Suspirou de olhos fechados, apenas se deixando sentir o perfume dessa vez, sem tentar se sentir muito criminoso por se tratar de Cait ali, completamente à vontade contra o corpo dele. Era um tipo de conforto familiar, abraçá-la e imediatamente sentir o aroma, que irremediavelmente o levava a divagar. Entretanto, cedo demais, ela se afastou de forma lenta e mais séria, claramente tentando colocar a cabeça no lugar.

— Você pode ir me visitar, se quiser.

— Apenas me mande o endereço.

Ela sorriu fracamente, ajeitando a alça da bolsa e mordendo os lábios de maneira incerta.
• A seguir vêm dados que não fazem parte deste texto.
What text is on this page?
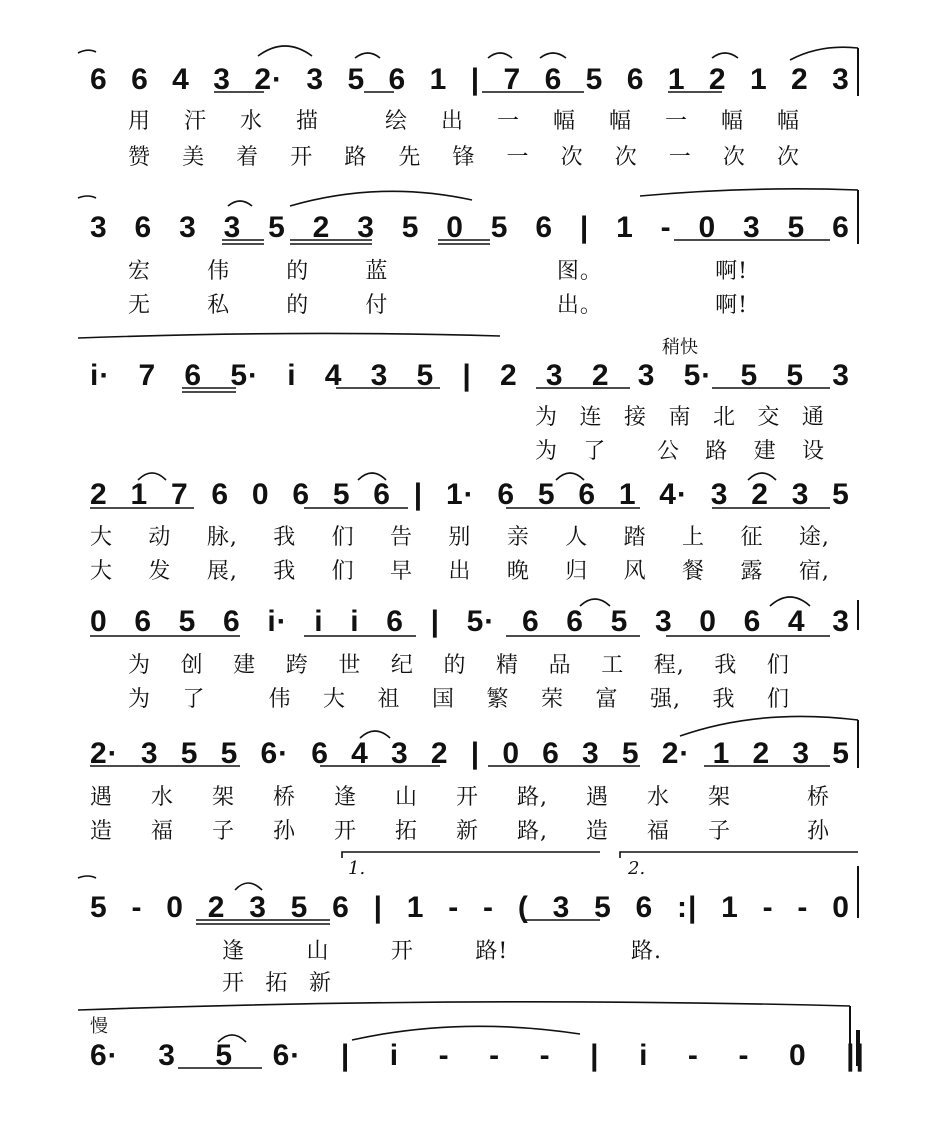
6 6 4 3 2· 3 5 6 1 | 7 6 5 6 1 2 1 2 3
用 汗 水 描	绘 出 一 幅 幅 一 幅 幅
赞 美 着 开 路 先 锋 一 次 次 一 次 次
3 6 3 3 5 2 3 5 0 5 6 | 1 - 0 3 5 6
宏	伟	的	蓝	图。	啊!
无	私	的	付	出。	啊!
稍快
i· 7 6 5· i 4 3 5 | 2 3 2 3 5· 5 5 3
为 连 接 南 北 交 通
为 了 公 路 建 设
2 1 7 6 0 6 5 6 | 1· 6 5 6 1 4· 3 2 3 5
大 动 脉, 我 们 告 别 亲 人 踏 上 征 途,
大 发 展, 我 们 早 出 晚 归 风 餐 露 宿,
0 6 5 6 i· i i 6 | 5· 6 6 5 3 0 6 4 3
为 创 建 跨 世 纪 的 精 品 工 程, 我 们
为 了	伟 大 祖 国 繁 荣 富 强, 我 们
2· 3 5 5 6· 6 4 3 2 | 0 6 3 5 2· 1 2 3 5
遇 水 架 桥 逢 山 开 路, 遇 水 架	桥
造 福 子 孙 开 拓 新 路, 造 福 子	孙
1.	2.
5 - 0 2 3 5 6 | 1 - - ( 3 5 6 :| 1 - - 0
逢	山	开	路!	路.
开 拓 新
慢
6· 3 5 6· | i - - - | i - - 0 ||
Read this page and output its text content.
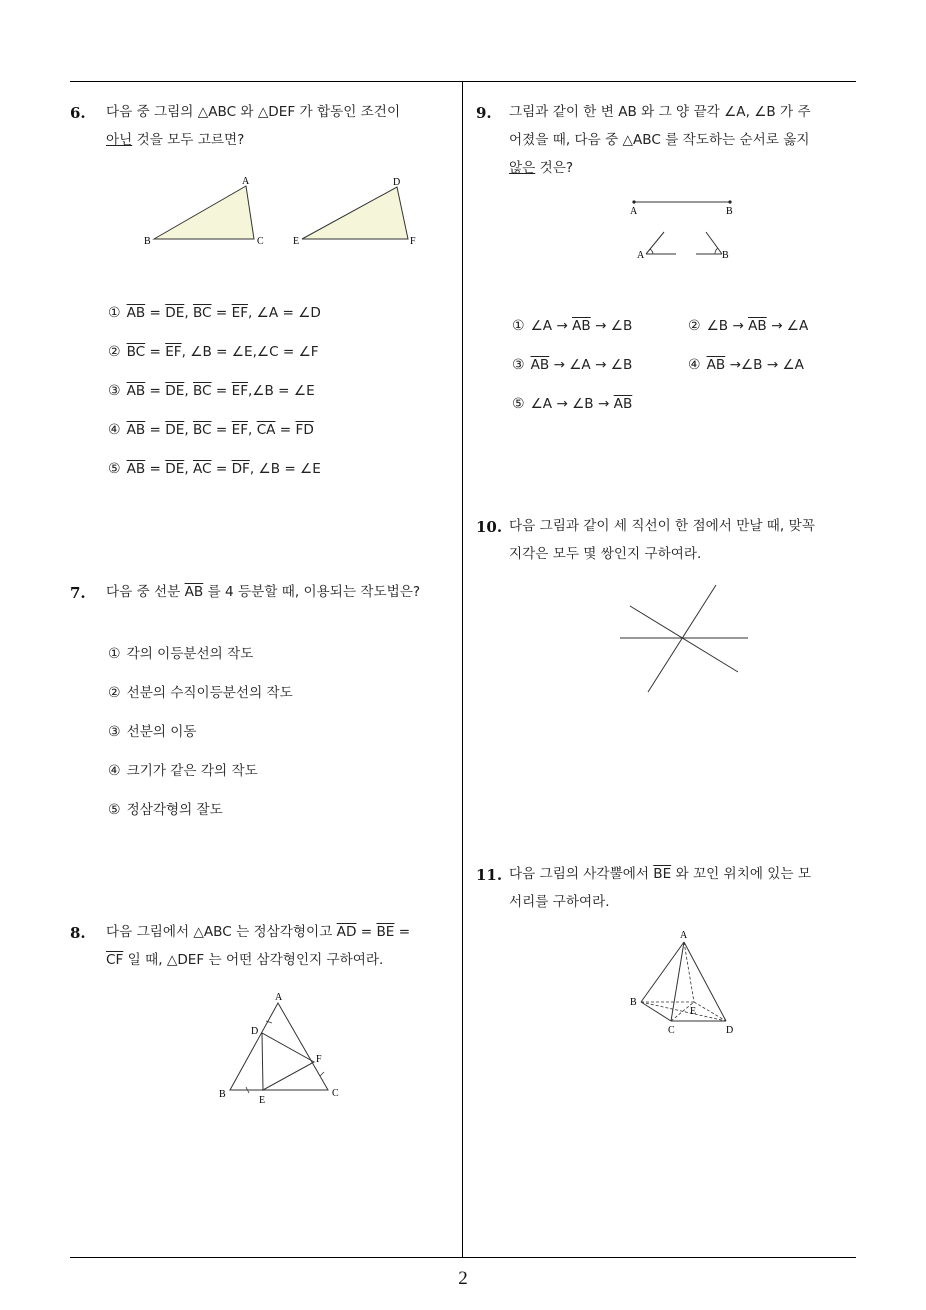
6. 다음 중 그림의 △ABC 와 △DEF 가 합동인 조건이
아닌 것을 모두 고르면?
A
B	C
D
E	F
① $\overline{AB} = \overline{DE}$, $\overline{BC} = \overline{EF}$, ∠A = ∠D
② $\overline{BC} = \overline{EF}$, ∠B = ∠E,∠C = ∠F
③ $\overline{AB} = \overline{DE}$, $\overline{BC}$ = $\overline{EF},\angle B$ = ∠E
④ $\overline{AB} = \overline{DE}$, $\overline{BC} = \overline{EF}$, $\overline{CA} = \overline{FD}$
⑤ $\overline{AB} = \overline{DE}$, $\overline{AC} = \overline{DF}$, ∠B = ∠E
7. 다음 중 선분 $\overline{AB}$ 를 4 등분할 때, 이용되는 작도법은?
① 각의 이등분선의 작도
② 선분의 수직이등분선의 작도
③ 선분의 이동
④ 크기가 같은 각의 작도
⑤ 정삼각형의 잘도
8. 다음 그림에서 △ABC 는 정삼각형이고 $\overline{AD} = \overline{BE}$ =
$\overline{CF}$ 일 때, △DEF 는 어떤 삼각형인지 구하여라.
A
B	C
D
E
F
9. 그림과 같이 한 변 AB 와 그 양 끝각 ∠A, ∠B 가 주
어졌을 때, 다음 중 △ABC 를 작도하는 순서로 옳지
않은 것은?
A	B
A	B
① ∠A → $\overline{AB}$ → ∠B	② ∠B → $\overline{AB}$ → ∠A
③ $\overline{AB}$ → ∠A → ∠B	④ $\overline{AB}$ →∠B → ∠A
⑤ ∠A → ∠B → $\overline{AB}$
10. 다음 그림과 같이 세 직선이 한 점에서 만날 때, 맞꼭
지각은 모두 몇 쌍인지 구하여라.
11. 다음 그림의 사각뿔에서 $\overline{BE}$ 와 꼬인 위치에 있는 모
서리를 구하여라.
A
B
C	D
E
2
Fazia algum tempo que não a via insegura daquela forma, pois Caitlin era sempre repleta de certezas e confiança, e, talvez, mais tempo ainda que não a via mordiscar a própria boca daquela forma, algo que imediatamente lhe chamou a atenção.

Desde que a conhecera, achava ser impossível olhá-la e não se sentir minimamente intimidado. Além de linda, sua inteligência sempre o fascinara e, às vezes, deixava a todos do laboratório no chão. Obviamente, sempre esteve mais do que apaixonado por Iris, mas demoraram alguns meses de convivência para Caitlin se tornar sua amiga, realmente, além da mulher super elegante, mal humorada e bonita, que era sua médica.

Por isso, percebeu há muito ter deixado de se perguntar como seria beijá-la. Imaginando sobre, nesse instante, enquanto via os dentes soltarem os lábios vermelhos e bem desenhados, concebeu quão errada era a direção para a qual seus pensamentos iam. No entanto, seus olhos pareciam presos ali e teve certeza de que, por tanto tempo, que mesmo ela notara o deslize. 

— Okay, então... – Voltou a encarar os olhos castanhos, percebendo o ligeiro franzir de cenho em estranhamento. – Nos vemos.

Caitlin sorriu, passando por ele para subir os degraus da calçada até a entrada do prédio. Dessa vez, não se virou para encará-la sumir pela porta, uma vez que o perfume parecia ter sido deixado para trás e ainda estava assustado sobre o quanto a vontade de beijá-la era latente como nunca havia sido.